Lá estávamos quando um tatu passou pelo salão.
Faria ficou sério, não falou nada, pagou a conta e foi embora.
Passaram-se uns quinze dias e o baixinho, made in Avaí, desapareceu.
Encontro-o no final de uma tarde na rua Batista de Carvalho e fomos à Lanchonete Jussara, na esquina da 13, onde pedi uma cerva e ele, uma água com gás. Estranhei e acabei perguntando:
- Tá doente?
- Pedrosão... parei de beber e para sempre!
- Converteu?
- Não! Comecei a ter alucinações, ver coisas... resolvi parar!
- Ver coisas?
- Aquele dia que a gente tava lá no Cinelândia, você acredita que vi um tatu passeando dentro do bar! Coisa de louco, rapaz!
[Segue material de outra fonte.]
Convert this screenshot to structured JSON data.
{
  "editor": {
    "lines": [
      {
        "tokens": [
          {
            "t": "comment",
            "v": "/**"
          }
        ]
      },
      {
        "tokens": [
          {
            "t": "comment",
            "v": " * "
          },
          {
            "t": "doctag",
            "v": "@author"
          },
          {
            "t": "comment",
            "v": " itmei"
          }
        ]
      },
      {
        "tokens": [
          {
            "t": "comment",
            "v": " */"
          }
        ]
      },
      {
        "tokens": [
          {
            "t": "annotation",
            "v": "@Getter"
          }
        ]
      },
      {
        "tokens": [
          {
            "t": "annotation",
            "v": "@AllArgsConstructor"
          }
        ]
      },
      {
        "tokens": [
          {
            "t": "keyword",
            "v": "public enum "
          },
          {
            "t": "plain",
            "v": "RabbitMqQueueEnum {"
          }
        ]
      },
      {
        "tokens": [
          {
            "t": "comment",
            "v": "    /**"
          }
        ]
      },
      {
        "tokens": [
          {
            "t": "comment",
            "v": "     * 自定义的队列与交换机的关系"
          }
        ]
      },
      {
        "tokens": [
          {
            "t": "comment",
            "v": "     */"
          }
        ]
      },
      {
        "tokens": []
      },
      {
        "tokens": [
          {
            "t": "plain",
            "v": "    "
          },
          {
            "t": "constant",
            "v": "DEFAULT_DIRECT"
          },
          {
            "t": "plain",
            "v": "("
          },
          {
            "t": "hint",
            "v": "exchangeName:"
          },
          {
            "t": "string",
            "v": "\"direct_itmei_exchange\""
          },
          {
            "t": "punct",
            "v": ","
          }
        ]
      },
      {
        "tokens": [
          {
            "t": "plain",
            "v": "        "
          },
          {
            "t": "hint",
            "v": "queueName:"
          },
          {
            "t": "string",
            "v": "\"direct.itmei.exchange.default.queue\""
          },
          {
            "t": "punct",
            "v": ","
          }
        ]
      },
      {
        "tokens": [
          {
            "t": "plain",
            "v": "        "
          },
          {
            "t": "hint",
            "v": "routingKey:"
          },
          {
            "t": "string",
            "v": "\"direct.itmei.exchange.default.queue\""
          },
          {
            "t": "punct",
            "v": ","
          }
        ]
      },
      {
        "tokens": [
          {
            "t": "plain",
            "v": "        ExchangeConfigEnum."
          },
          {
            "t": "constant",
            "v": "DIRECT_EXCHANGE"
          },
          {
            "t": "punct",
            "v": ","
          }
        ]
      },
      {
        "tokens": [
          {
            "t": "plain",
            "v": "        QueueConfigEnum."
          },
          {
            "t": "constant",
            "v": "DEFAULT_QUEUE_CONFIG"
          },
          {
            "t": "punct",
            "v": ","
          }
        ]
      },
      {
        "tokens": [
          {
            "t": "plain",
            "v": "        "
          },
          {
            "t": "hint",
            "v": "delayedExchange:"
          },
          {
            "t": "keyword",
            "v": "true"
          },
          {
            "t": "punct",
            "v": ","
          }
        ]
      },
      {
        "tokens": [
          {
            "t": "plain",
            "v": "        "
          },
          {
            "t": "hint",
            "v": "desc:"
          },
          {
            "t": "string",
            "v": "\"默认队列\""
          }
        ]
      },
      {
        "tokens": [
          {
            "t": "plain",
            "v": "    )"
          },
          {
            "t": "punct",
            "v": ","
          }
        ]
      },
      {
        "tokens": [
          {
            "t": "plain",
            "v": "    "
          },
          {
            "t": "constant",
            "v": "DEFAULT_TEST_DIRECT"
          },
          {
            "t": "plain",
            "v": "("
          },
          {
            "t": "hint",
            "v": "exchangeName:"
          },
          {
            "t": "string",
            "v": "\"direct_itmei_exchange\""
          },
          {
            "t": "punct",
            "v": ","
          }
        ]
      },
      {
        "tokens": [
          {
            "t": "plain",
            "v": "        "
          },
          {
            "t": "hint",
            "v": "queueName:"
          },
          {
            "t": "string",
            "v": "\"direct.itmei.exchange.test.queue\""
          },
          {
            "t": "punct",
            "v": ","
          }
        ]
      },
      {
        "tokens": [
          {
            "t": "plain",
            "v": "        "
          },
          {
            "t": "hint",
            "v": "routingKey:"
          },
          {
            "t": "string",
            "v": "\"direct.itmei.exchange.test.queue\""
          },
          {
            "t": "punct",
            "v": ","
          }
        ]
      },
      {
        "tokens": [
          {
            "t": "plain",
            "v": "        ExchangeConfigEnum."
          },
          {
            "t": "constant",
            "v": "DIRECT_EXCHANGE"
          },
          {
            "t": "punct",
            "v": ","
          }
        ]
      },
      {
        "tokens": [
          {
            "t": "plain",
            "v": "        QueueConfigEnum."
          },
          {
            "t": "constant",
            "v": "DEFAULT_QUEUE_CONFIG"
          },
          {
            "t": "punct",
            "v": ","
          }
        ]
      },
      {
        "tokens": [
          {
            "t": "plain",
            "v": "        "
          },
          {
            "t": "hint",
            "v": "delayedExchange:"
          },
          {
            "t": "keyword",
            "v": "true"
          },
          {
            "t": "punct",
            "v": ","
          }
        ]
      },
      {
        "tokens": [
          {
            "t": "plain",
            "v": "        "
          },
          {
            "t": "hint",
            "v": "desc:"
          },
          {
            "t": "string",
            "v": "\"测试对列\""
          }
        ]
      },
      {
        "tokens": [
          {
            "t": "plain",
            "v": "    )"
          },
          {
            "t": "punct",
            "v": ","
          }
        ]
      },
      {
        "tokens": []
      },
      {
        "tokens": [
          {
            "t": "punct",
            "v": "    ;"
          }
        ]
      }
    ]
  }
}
Dei uma gargalhada e o Faria ficou bravo:
- Se começar a tirar sarro, vou embora!
- Não estou tirando sarro não! É que o tatu é de verdade, o Toninho foi caçar e pegou ele vivo, daí ficou com dó de matar e deixou lá no Bar.
- Não acredito!
Pagamos a conta lá para o Cridão e fomos para o Cinelândia. Chegando lá, a primeira coisa que vimos foi o tatu, debaixo de uma mesa, bem na sua, tranqüilo e sossegado.
- Olha a visão lá, ô Faria!
- Não acredito!
- Pode acreditar. Vou tomar uma cerva e você? Água com gás?
- Não! Uma cerva também! Tô aliviado, cara!
E a constatação de que o tatu era de verdade fez com que Faria tomasse um dos maiores porres de sua vida!